7) Member banks may not put clients' spare cash into the call money market.
8) Holding companies may vote their group bank stock only on permission from the Federal Reserve Board.
"Dead as a Hammer." The Glass bill was still a long way from becoming law. In the House, whither it was sent, it lacked a powerful friend like Senator Glass to drive it through. Senator Huey Pierce ("Kingfish") Long who filibustered against it for two weeks, realistically exulted:
''Now that you take this carcass out of the Senate, you won't need to follow it to the House. It has no more chance to become law this session than I have to become Pope of Romeand I'm a Baptist. It's dead as a hammer."

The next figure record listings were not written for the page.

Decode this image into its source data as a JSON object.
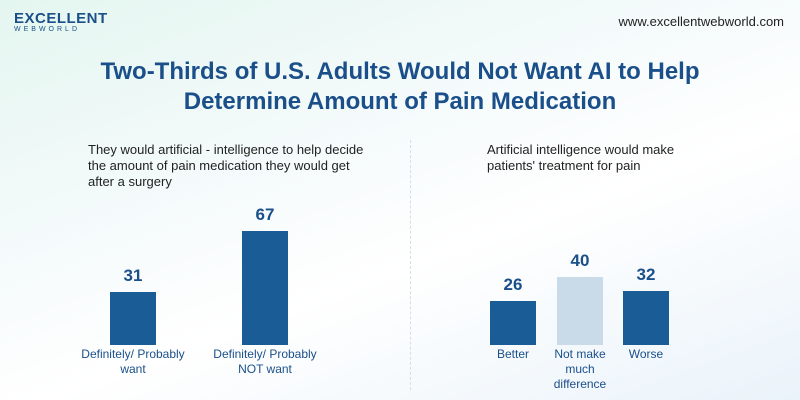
{
  "header": {
    "brand": "EXCELLENT",
    "brand_sub": "WEBWORLD",
    "url": "www.excellentwebworld.com",
    "title_lines": [
      "Two-Thirds of U.S. Adults Would Not Want AI to Help",
      "Determine Amount of Pain Medication"
    ]
  },
  "chart_data": [
    {
      "type": "bar",
      "subtitle": "They would artificial - intelligence to help decide the amount of pain medication they would get after a surgery",
      "categories": [
        "Definitely/ Probably want",
        "Definitely/ Probably NOT want"
      ],
      "values": [
        31,
        67
      ],
      "colors": [
        "#1a5c96",
        "#1a5c96"
      ]
    },
    {
      "type": "bar",
      "subtitle": "Artificial intelligence would make patients' treatment for pain",
      "categories": [
        "Better",
        "Not make much difference",
        "Worse"
      ],
      "values": [
        26,
        40,
        32
      ],
      "colors": [
        "#1a5c96",
        "#c9dbe8",
        "#1a5c96"
      ]
    }
  ]
}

Whip-Crack? Yet the Glass bill could conceivably be passed by the House and made law before March 4. A resounding crack of the Party whip by President-elect Roosevelt would bring off that trick. But why should Mr. Roosevelt resort to whip-cracking for this legislation when he has consistently refused to lift a finger for any other? The answer might lie in the clear fact that he wants, above all other men, its author, Carter Glass, as his Secretary of Treasury. Nothing could put the crusty little old Virginian under deeper obligation to the next President than his intervention in behalf of the banking bill. And nothing would now make U. S. business feel more secure than to have this Democratic arch-champion of sound finance once more at the head of the Treasury Department.
Carter Glass, onetime printer's devil, was almost certain that he did not want to be Secretary of the Treasury again. He held the job for 14 months under Woodrow Wilson after the War and knows its nerve-racking onus as no other candidate can. At 75 he is getting old and tired. Last summer he suffered a nervous break-down that all but kept him out of the Presidential campaign. A Cabinet appointment would mean he would have to forego the rural delights of his Montview Farms outside Lynchburg, turn his two newspapers there, the News and Advance, over to his sons to run. He has given 30 years of his life to public service in Washington. The Federal Reserve, fruit of an earlier day. stands as his enduring monument. He is Virginia's Elder Statesman, sure of re-election if he feels like it in 1936.